I was going to post about that Anglo-Saxon hoard that was found a couple of weeks ago, and wasn't able to get around to it. I was also going to say a little something -- since I follow paleoanthropology and prehistoric archaeology, though mainly with reference to Neandertals -- about the complete description of the ancestral Ardepithecus ramidus, now know affectionately as "Ardi". That kind of escaped me too, and besides, I don't have much to say about it, other than the description of this find, though the fossil's existence has been known for years -- was pretty awesome, in my opinion.
However, something happened last week which sent me off on a different angle, although it does relate, tangentially to the Anglo-Saxon hoard. There is a woman I know, who has very strong opinions about just about everything. She reads a lot, sometimes rather odd things, at least for her. We were conversing, and she happened to mention the discovery of Nero's revolving palace which he never used, apparently, because he got killed before he ever used it. And no other Roman emperors used it, either, apparently. I had seen media reports of it, but didn't react much, one way or another. Greco-Roman stuff just doesn't appeal to me all that much. However, I mentioned that I'd also read and heard about this Anglo-Saxon hoard of gold things and enameled-looking things. I also mentioned that I thought they were quite beautiful and well-crafted.
"Yeah, it's pretty militaristic, isn't it?" she replied. Here I must mention two things: First, this lady knows nothing about medieval times, particularly not the Anglo-Saxon period of England. And the hoard did contain a lot of sword hilts. But my first thought was "militaristic?" Huh? I wouldn't have described it this way. To be fair, this woman not only is very vocal in her opinions about things, she has a rather narrow concept of what she considers acceptable -- in modern terms. And this brings me to the whole problem of mindsets, once again. For this woman is projecting her own ideas about acceptable norms, in modern times, onto (a) a society she knows absolutely nothing about and (b) onto people who probably had absolutely no concept at all of "militarism". And it is in modern projections like these, that the "mindset" problem arises. When you're writing or dealing artistically with some past society, even if what you're writing isn't strict "historical novel" material, you have to accept that people in this past, whatever it is, often accepted things that people today tend to find unacceptable. This is true, even when we speak of the recent past.

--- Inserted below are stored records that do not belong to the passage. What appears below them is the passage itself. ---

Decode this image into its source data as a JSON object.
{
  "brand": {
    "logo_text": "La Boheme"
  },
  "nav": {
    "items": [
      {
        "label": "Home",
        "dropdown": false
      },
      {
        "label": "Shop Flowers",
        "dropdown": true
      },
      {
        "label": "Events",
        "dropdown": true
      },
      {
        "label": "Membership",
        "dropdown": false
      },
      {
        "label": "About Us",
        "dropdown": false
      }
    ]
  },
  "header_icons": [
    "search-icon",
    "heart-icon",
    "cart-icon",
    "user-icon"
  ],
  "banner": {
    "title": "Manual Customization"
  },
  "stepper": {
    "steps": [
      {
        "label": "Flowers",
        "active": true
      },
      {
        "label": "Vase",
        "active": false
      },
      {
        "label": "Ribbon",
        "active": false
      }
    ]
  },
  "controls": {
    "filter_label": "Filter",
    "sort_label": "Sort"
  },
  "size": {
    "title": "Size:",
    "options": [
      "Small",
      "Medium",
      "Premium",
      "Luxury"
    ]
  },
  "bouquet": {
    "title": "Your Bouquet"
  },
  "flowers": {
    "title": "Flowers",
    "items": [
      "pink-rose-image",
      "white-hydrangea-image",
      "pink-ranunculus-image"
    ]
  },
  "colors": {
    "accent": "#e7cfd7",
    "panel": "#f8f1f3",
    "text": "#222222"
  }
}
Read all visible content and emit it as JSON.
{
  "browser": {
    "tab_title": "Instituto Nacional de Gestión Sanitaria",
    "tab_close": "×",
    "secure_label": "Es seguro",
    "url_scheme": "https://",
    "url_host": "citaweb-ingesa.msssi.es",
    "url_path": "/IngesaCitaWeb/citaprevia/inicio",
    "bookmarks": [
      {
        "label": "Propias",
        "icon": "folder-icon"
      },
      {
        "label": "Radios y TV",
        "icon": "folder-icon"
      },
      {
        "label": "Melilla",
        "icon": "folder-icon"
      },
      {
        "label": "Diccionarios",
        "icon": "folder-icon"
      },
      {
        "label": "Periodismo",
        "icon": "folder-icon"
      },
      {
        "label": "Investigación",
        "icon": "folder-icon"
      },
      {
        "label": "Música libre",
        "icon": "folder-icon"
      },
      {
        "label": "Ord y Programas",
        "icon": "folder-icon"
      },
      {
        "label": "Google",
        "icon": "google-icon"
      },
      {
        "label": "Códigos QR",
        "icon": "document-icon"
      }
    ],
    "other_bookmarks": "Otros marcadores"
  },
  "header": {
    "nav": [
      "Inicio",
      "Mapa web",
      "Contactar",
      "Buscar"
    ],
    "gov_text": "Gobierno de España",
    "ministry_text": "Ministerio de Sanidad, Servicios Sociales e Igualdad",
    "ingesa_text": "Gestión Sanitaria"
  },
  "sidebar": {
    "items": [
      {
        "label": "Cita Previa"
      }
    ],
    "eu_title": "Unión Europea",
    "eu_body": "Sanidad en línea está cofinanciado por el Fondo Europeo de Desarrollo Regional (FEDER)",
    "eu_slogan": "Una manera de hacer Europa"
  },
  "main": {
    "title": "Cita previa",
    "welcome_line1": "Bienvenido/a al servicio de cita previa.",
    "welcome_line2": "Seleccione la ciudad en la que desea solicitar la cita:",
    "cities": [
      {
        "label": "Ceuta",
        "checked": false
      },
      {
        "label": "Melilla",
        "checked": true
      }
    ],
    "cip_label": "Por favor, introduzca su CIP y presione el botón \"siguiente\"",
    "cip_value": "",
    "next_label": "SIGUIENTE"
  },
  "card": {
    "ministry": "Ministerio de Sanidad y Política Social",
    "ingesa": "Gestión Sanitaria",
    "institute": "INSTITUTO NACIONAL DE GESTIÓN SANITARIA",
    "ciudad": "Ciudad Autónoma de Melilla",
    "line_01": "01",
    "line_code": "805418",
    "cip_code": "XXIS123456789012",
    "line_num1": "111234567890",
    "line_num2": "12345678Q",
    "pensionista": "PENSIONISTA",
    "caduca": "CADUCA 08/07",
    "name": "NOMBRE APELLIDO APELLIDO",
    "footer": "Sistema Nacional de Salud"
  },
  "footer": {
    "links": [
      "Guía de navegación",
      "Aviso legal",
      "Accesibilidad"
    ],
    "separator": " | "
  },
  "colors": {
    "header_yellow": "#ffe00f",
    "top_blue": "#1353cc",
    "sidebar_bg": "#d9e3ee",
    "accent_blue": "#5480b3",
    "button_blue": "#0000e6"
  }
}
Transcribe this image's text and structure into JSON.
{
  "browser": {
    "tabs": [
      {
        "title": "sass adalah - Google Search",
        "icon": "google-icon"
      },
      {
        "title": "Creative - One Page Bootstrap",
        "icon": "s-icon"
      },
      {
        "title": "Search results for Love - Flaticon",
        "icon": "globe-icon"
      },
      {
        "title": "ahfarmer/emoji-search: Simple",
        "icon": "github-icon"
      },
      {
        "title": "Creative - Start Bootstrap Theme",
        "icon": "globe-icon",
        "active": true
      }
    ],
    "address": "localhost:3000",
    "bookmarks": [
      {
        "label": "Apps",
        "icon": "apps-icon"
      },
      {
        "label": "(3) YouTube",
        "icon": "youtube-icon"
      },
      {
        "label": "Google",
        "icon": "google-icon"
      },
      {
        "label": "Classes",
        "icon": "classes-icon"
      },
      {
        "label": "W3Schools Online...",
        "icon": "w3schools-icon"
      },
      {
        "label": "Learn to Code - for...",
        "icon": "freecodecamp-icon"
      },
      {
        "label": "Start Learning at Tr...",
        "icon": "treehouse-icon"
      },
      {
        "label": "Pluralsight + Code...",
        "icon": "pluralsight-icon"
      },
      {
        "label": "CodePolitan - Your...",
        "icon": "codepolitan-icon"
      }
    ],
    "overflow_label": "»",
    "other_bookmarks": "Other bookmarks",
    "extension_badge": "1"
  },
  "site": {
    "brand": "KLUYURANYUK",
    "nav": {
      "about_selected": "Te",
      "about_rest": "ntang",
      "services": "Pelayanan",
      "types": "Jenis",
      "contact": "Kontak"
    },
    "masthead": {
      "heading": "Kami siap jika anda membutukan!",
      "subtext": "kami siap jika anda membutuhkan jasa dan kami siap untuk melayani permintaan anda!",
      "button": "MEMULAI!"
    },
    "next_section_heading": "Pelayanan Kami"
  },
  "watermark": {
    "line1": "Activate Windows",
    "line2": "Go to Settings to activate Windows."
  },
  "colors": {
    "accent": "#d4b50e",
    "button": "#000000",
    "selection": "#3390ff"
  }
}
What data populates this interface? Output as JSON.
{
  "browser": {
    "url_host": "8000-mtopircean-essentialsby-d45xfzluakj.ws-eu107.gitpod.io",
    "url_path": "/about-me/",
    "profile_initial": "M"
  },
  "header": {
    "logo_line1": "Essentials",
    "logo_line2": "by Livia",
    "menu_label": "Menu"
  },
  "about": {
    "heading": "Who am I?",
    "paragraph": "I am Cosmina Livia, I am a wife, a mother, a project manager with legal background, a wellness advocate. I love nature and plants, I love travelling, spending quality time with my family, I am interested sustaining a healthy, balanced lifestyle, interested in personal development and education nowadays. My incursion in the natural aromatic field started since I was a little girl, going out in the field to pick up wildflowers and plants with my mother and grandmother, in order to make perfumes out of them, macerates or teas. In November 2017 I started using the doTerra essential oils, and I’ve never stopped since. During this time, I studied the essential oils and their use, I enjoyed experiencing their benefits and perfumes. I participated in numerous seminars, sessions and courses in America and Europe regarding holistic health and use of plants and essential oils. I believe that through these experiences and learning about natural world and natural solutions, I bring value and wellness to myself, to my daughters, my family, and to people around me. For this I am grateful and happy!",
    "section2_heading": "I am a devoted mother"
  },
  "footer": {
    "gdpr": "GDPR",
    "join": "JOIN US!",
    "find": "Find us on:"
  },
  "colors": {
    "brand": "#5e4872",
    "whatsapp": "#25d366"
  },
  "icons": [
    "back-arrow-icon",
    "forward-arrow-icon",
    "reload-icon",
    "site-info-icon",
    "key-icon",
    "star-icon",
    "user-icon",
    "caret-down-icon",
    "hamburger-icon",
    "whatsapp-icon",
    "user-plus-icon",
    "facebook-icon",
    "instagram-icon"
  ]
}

I can give two examples here: I grew up at a time when it was widely accepted by a great many people, that certain "minorities" didn't, for example, have the right to live in, or even visit, certain areas. When I was a child, you rarely, if ever, saw people of African descent visiting the local zoo. In that community, it just wasn't done. And this was in "liberal" Seattle. But a lot of people accepted this as natural or normal. Many people, both male and female, accepted the idea that women "shouldn't work"; they should just stay home, be housewives, and have a bunch of kids. There are still people who believe this, but they are, nowadays, a distinct, though sometimes vocal, minority. And times have changed, at least to some degree, for the better; women work in all kinds of jobs that would have been inconceivable for them in the 1950's and early 1960's. Most of us, in the Western world, are glad these things have changed for the people who were the objects of such thinking. But the point is, these two examples suggest a fairly common mindset at the time(though there were others, as well).
Similarly, in Anglo-Saxon times, I am pretty sure that an "anti-militarist" mindset, even among churchmen and women, would have been quite inconceivable. It was not so much that their militaries wanted to fight; just as today, it was better to avoid wars if you could. Besides, a local king or lord had to have fighting men, partly to protect him, and partly to keep whatever enemies he might have, away from the population. This was necessary for two reasons: in most parts of the medieval world, at least until fairly late, government pretty much consisted of whatever the king or local lord could manage to enforce. If he was weak, people would tend to go their own way. And strength often demanded armies or fighting men willing to stand behind the king or local lord -- and willing to fight.
Certainly what any local population got out of this might be said to be debatable. If some war did break out, clashing forces might burn everything in their path, but the path might well be local and narrow. Some populations might even have felt protected, knowing the king or local lord had a competent fighting force at his command.
Which just goes to show: yes, various mindsets do differ from era to era, but they change. And in any given period, there is not just one "mindset", there are a lot of them. Still, this doesn't give me, the writer, a license to project modern views about war and fighting onto people living in Anglo-Saxon(or any other) times. Fortunately, the woman I began my essay with, doesn't write anything but reports about her specialty, and it's not medieval history or paleoanthropology. And perhaps equally fortunately, I know something about these times, and know that people thought somewhat differently about things, than we do today. But then, I'm writing a Great Medieval Science Fiction Masterpiece, and she's not. Fortunately.